In the other 13 patients, molecular analysis showed no evidence for biallelic MMR deficiencies; however, based on the tumor spectrum (Table 1), other genetic predispositions may have been responsible for the development of malignancies in these children, eg, NF1 (Cases VII and XIV), neurofibromatosis type II (NFII) (Cases VI and II), p53 mutation (Cases III, X and XI), or SNF5 (Cases V and VIII). Cases VII and XIV and Cases II and VI actually fulfilled the clinical diagnostic criteria for NF1 and NFII, respectively. In the other patients, no signs of NF1 were observed.

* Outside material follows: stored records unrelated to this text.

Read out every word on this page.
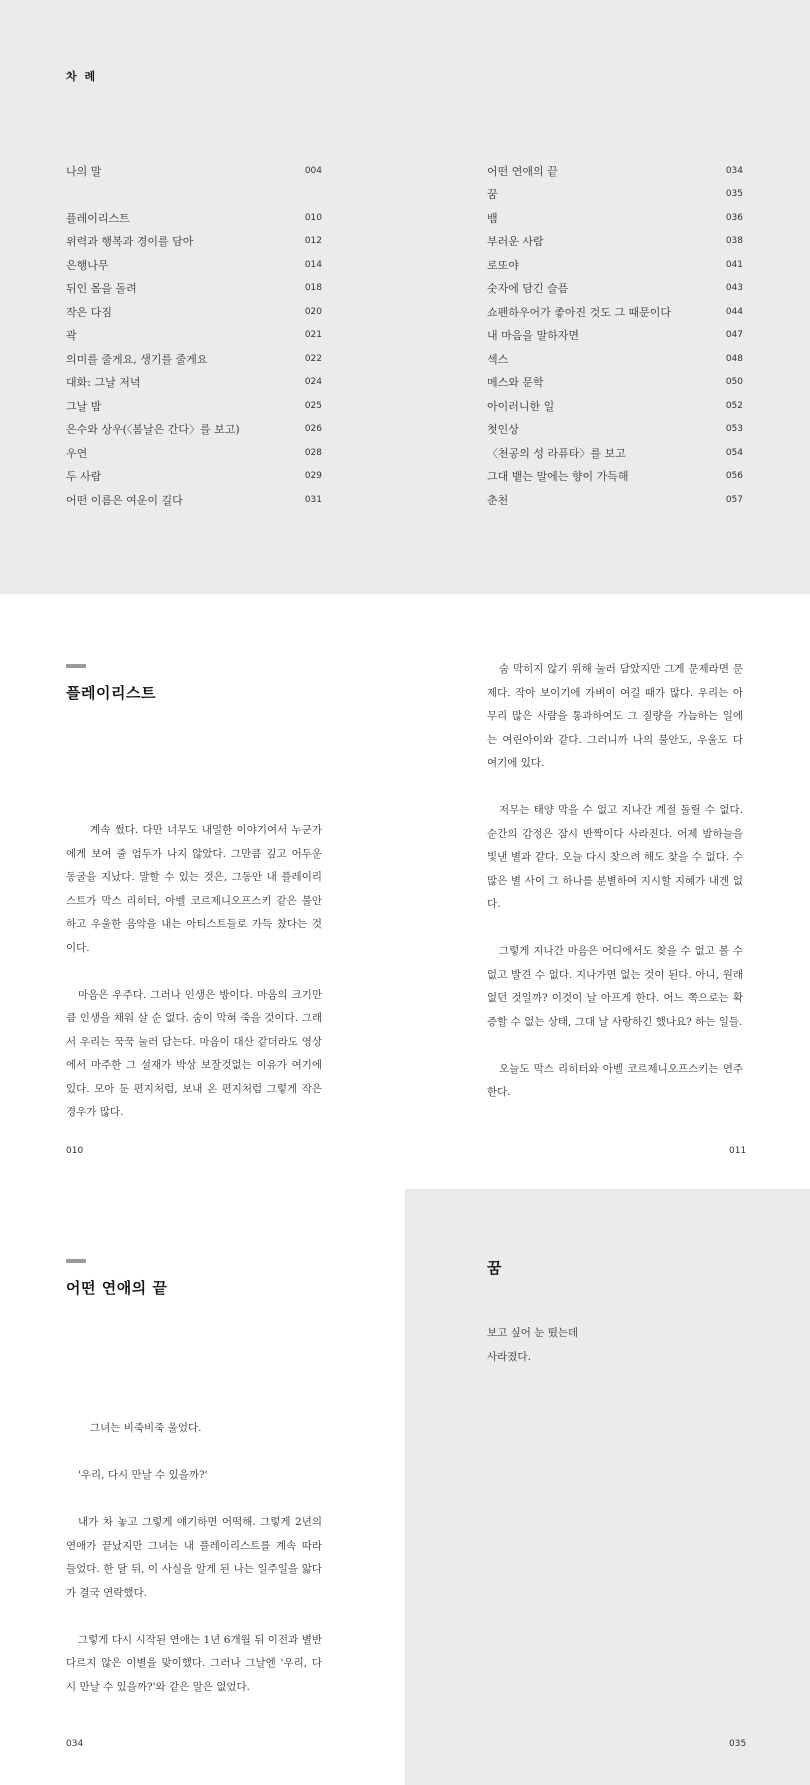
차 례
나의 말	004
플레이리스트	010
위력과 행복과 경이를 담아	012
은행나무	014
뒤인 몸을 돌려	018
작은 다짐	020
곽	021
의미를 줄게요, 생기를 줄게요	022
대화: 그날 저녁	024
그날 밤	025
은수와 상우(〈봄날은 간다〉를 보고)	026
우연	028
두 사람	029
어떤 이름은 여운이 길다	031
어떤 연애의 끝	034
꿈	035
뱀	036
부러운 사람	038
로또야	041
숫자에 담긴 슬픔	043
쇼펜하우어가 좋아진 것도 그 때문이다	044
내 마음을 말하자면	047
섹스	048
메스와 문학	050
아이러니한 일	052
첫인상	053
〈천공의 성 라퓨타〉를 보고	054
그대 뱉는 말에는 향이 가득해	056
춘천	057
플레이리스트

계속 썼다. 다만 너무도 내밀한 이야기여서 누군가에게 보여 줄 엄두가 나지 않았다. 그만큼 깊고 어두운 동굴을 지났다. 말할 수 있는 것은, 그동안 내 플레이리스트가 막스 리히터, 아벨 코르제니오프스키 같은 불안하고 우울한 음악을 내는 아티스트들로 가득 찼다는 것이다.

마음은 우주다. 그러나 인생은 방이다. 마음의 크기만큼 인생을 채워 살 순 없다. 숨이 막혀 죽을 것이다. 그래서 우리는 꾹꾹 눌러 담는다. 마음이 대산 같더라도 영상에서 마주한 그 설재가 박상 보잘것없는 이유가 여기에 있다. 모아 둔 편지처럼, 보내 온 편지처럼 그렇게 작은 경우가 많다.

010

숨 막히지 않기 위해 눌러 담았지만 그게 문제라면 문제다. 작아 보이기에 가벼이 여길 때가 많다. 우리는 아무리 많은 사람을 통과하여도 그 질량을 가늠하는 일에는 여린아이와 같다. 그러니까 나의 불안도, 우울도 다 여기에 있다.

저무는 태양 막을 수 없고 지나간 계절 돌릴 수 없다. 순간의 감정은 잠시 반짝이다 사라진다. 어제 밤하늘을 빛낸 별과 같다. 오늘 다시 찾으려 해도 찾을 수 없다. 수많은 별 사이 그 하나를 분별하여 지시할 지혜가 내겐 없다.

그렇게 지나간 마음은 어디에서도 찾을 수 없고 볼 수 없고 발견 수 없다. 지나가면 없는 것이 된다. 아니, 원래 없던 것일까? 이것이 날 아프게 한다. 어느 쪽으로는 확증할 수 없는 상태, 그대 날 사랑하긴 했나요? 하는 일들.

오늘도 막스 리히터와 아벨 코르제니오프스키는 연주한다.

011

어떤 연애의 끝

그녀는 비죽비죽 울었다.

'우리, 다시 만날 수 있을까?'

내가 차 놓고 그렇게 얘기하면 어떡해. 그렇게 2년의 연애가 끝났지만 그녀는 내 플레이리스트를 계속 따라 들었다. 한 달 뒤, 이 사실을 알게 된 나는 일주일을 앓다가 결국 연락했다.

그렇게 다시 시작된 연애는 1년 6개월 뒤 이전과 별반 다르지 않은 이별을 맞이했다. 그러나 그날엔 '우리, 다시 만날 수 있을까?'와 같은 말은 없었다.

034

꿈

보고 싶어 눈 떴는데
사라졌다.

035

In conclusion, germline biallelic MMR gene mutations can cause central nervous system tumors, hematologic and lymphatic malignancies in addition to gastrointestinal malignancies and Wilms tumors. MSI and immunohistochemical analysis can produce abnormal results, but the results are not consistent enough to recommend either technique for identifying MMR-deficient children. Dermatologic evaluation for the presence of cafe-au-lait spots and family history may indicate an MMR defect. However, in patients who have small families or hypomorphic mutations (ie, mutations leading to an abnormal protein with residual function), with a reduced penetrance, pedigree analysis will not help to identify biallelic MMR gene defects.22
It is important for pediatricians and clinical geneticists to be aware of biallelic MMR deficiency and other genetic predispositions in children with multiple malignancies to obtain an accurate cancer risk assessment in these patients and their relatives aimed at risk-reducing interventions whenever possible. We advise performing mutation analysis of MLH1, MSH2, and MSH6 in all children who have multiple tumors, cafe-au-lait spots, and a negative family history or mutation analysis for NF1.